Intracranial pressure (ICP) readings from a patient with idiopathic intracranial hypertension before (A) and after the implantation of a 10/40-cm H2O Miethke^® Dual-Switch valve (B). In the posture-induced ICP changes after shunting (B), the patient remained supine for 1 h and then sat up and remained sitting for 3 h.

Figure 4

(A) A 10/50-cm H2O Miethke^® Dual-Switch valve (M-DSV) implanted in a 75-year-old woman affected by normal pressure hydrocephalus (NPH). Note how the vertical axis of the valve is perfectly aligned with the vertical axis of the patient’s spine. This is the recommended position when this type of valve is inserted. The device is anchored to the muscular plane by a 0-silk suture. (B,C) Chest X-ray of the thoracic implantation site of the M-DSV in several patients showing fractures of the catheters (red arrows). (B) Fracture of the distal catheter of the valve in a patient aged 23 years with hydrocephalus associated with spina bifida with abdominal migration of the catheter (green arrow).
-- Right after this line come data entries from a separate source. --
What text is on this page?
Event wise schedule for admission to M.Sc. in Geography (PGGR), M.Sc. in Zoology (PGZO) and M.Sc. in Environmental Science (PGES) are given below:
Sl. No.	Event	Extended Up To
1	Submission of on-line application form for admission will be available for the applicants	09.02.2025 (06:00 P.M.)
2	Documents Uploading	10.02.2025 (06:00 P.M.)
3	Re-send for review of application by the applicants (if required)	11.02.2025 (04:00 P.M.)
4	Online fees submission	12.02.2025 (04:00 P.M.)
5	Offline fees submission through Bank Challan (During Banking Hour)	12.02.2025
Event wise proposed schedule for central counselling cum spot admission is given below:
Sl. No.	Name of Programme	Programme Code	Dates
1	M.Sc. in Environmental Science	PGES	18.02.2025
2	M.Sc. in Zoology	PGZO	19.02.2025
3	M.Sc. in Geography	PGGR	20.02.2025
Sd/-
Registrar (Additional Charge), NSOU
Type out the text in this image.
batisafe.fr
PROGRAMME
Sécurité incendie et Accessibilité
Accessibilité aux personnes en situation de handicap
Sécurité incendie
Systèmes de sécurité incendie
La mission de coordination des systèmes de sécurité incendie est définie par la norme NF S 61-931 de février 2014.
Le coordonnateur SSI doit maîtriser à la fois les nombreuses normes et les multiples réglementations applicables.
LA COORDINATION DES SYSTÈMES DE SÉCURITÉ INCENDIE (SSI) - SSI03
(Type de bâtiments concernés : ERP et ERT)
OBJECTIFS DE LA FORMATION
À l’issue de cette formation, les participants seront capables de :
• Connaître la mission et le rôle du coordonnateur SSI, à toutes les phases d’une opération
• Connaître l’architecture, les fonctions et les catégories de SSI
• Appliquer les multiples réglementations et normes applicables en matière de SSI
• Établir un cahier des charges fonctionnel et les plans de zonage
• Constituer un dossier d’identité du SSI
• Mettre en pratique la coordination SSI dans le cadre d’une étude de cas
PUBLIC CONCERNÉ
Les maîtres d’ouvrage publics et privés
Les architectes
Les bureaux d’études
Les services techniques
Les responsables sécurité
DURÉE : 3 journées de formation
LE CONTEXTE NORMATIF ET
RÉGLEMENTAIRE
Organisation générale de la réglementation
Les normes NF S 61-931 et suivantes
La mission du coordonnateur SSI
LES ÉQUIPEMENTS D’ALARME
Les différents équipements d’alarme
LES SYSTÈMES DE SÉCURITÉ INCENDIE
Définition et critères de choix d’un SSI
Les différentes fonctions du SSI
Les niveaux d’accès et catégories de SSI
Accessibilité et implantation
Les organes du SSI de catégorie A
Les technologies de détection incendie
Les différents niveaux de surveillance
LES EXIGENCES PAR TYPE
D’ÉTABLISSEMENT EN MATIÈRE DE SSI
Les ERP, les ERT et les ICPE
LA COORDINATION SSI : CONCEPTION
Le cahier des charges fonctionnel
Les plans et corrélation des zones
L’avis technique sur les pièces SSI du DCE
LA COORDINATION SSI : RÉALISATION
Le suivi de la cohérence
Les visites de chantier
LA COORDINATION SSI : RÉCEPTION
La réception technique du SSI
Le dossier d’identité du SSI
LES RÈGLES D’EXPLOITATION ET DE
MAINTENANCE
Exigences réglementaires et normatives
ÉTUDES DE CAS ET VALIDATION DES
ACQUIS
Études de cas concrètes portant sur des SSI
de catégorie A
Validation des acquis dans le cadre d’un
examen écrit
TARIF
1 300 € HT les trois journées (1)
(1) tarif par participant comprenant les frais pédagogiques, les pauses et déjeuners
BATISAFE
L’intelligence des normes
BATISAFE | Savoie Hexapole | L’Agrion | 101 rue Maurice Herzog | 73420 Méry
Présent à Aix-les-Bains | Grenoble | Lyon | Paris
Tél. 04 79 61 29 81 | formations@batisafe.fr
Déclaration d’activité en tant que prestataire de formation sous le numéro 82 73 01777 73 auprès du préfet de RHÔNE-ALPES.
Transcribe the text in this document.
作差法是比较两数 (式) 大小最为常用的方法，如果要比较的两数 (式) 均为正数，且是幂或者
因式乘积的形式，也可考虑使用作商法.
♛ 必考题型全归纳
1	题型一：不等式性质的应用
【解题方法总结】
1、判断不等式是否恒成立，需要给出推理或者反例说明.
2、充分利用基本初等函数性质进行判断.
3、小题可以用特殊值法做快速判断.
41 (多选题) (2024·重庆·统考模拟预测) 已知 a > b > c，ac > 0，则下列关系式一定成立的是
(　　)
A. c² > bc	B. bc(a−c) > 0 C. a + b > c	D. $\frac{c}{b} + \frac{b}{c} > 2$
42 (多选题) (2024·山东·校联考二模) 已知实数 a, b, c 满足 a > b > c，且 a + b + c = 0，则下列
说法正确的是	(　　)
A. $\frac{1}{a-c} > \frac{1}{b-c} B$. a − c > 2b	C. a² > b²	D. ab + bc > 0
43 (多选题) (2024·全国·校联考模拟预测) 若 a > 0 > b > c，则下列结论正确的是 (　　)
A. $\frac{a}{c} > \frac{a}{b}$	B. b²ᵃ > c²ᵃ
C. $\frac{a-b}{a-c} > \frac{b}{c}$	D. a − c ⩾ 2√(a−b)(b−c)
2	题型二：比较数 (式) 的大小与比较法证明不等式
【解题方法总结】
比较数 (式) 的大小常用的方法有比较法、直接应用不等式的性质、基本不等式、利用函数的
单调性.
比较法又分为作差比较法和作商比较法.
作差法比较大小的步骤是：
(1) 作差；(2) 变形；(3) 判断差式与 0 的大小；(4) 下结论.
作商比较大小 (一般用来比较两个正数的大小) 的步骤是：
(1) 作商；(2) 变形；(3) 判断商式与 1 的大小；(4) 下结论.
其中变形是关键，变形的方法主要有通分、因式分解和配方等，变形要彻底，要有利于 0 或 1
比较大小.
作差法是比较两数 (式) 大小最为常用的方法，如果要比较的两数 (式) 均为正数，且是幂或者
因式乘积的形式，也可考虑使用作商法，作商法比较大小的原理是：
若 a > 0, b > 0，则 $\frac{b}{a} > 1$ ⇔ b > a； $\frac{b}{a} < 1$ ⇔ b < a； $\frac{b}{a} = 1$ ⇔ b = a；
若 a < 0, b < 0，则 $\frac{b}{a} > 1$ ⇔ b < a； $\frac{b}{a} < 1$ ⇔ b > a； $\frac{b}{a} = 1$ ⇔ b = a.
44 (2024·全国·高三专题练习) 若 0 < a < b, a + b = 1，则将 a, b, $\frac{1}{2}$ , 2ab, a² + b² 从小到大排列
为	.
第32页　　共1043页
A fracture of the distal catheter was diagnosed six years after implantation of the valve. (C) Fracture of the proximal and distal catheters of the valve in a patient with hydrocephalus associated with a Chiari type 1 malformation (red arrows). (D) Early distal catheter fracture (red arrow) when using a lumbo-peritoneal M-DSV. Although it would be expected that this problem would happen a few years after the implantation of the valve, in our center, we observed this problem only ten months after valve implantation in a 12-year-old child. The valve was replaced, and the child presented this problem for the second time one year after this second implantation. Greater mobility in children, when compared to adults, reinforces the fact that this type of valve has been designed for adults and should not be implanted in children.

Figure 5

Images of Miethke^® Dual-Switch valves (M-DSV) explanted after diagnosing a fracture of the distal catheter of the valve. Fractures typically occur at the connector tip level of first (A) or second (B) generation M-DSV. Note that at the distal end of the valve, there is a catheter fragment sutured to the connector, indicating that a fracture of the catheter at the distal end of the connector had occurred and not a disconnection of the catheter due to failure of the suture.

Figure 6

Schematic diagrams and real images of the first (A), second (B), and third (C) generation of the Miethke^® Dual-Switch Valve. Among other aspects, the most important design improvement was the mechanical robustness of the catheter-connector linkage (arrows).